On Sat, Jan 14, 2012 at 05:34:06PM +0100, Andy Polyakov wrote:
>
> Comments on http://www.openssl.org/~appro/OPENSSL_instrument_bus/ are
> welcomed.

I'd be more comfortable with this if I understood what physical process
might be generating the entropy.

For example, I've been working on a version of the old TrueRand code,
timing independent oscillators on the same system against each other;
on a modern system, you've usually got a number of clocks that derive
from different oscillators: the processor clock, the system clock, and
the clocks used for audio input/output are a good bet (this is a somewhat
safer way to use audio hardware as a random number source).

The source of the underlying entropy in that case is reasonbly well
understood and accepted: the slip of the different oscillators really is
random, since it results from thermal events, and though its trend can
be characterized according to temperature, that will be _different_ for
each oscillator, so measuring them against each other should be safe.
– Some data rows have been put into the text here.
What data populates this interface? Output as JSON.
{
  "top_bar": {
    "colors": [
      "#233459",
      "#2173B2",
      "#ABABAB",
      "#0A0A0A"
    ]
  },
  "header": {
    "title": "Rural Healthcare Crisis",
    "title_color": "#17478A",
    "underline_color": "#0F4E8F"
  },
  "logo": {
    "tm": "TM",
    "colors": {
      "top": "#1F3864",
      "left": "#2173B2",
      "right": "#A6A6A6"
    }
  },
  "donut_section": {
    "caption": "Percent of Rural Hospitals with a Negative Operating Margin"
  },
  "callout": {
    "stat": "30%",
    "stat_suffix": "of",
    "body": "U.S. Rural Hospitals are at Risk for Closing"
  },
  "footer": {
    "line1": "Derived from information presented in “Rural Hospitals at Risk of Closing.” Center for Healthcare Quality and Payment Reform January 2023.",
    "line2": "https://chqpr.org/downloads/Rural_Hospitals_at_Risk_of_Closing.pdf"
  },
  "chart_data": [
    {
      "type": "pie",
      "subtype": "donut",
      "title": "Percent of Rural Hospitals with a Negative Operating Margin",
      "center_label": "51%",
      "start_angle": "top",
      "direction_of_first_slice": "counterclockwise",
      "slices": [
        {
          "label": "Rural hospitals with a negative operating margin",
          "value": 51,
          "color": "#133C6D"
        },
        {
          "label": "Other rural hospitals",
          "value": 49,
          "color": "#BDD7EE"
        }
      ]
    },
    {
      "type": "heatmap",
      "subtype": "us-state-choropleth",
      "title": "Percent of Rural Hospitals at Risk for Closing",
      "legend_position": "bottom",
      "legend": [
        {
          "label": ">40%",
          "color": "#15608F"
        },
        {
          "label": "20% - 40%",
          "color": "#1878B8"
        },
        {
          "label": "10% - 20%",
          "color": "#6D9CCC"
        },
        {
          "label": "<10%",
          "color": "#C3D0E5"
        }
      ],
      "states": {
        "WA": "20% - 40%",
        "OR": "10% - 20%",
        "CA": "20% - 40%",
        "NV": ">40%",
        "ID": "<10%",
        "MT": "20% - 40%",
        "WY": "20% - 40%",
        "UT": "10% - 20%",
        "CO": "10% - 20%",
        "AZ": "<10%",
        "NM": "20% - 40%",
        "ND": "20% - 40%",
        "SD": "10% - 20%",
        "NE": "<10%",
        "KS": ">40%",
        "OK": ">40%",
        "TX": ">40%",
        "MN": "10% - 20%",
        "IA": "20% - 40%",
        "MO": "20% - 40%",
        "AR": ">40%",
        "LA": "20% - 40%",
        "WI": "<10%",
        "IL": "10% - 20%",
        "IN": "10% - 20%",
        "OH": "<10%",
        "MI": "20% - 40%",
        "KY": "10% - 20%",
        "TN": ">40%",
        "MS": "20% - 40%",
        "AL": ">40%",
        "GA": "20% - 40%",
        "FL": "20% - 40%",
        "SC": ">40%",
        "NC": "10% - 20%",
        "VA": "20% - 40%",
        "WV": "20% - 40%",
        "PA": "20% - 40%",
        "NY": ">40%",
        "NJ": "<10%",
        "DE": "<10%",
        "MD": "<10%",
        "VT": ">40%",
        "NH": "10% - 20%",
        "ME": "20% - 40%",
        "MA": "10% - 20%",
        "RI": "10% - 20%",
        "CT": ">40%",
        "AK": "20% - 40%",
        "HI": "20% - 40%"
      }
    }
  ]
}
But here, I think you're measuring the difference between two clocks that
are derived from the same oscillator.  That is worrisome.  It seems
possible an adversary could analyze the device and describe the jitter
mathematically even if it's too complex to show up in your FFT tests.
Where does the underlying entropy come from, and does its safety depend
on the clock distribution hierarchy of the system where this code runs?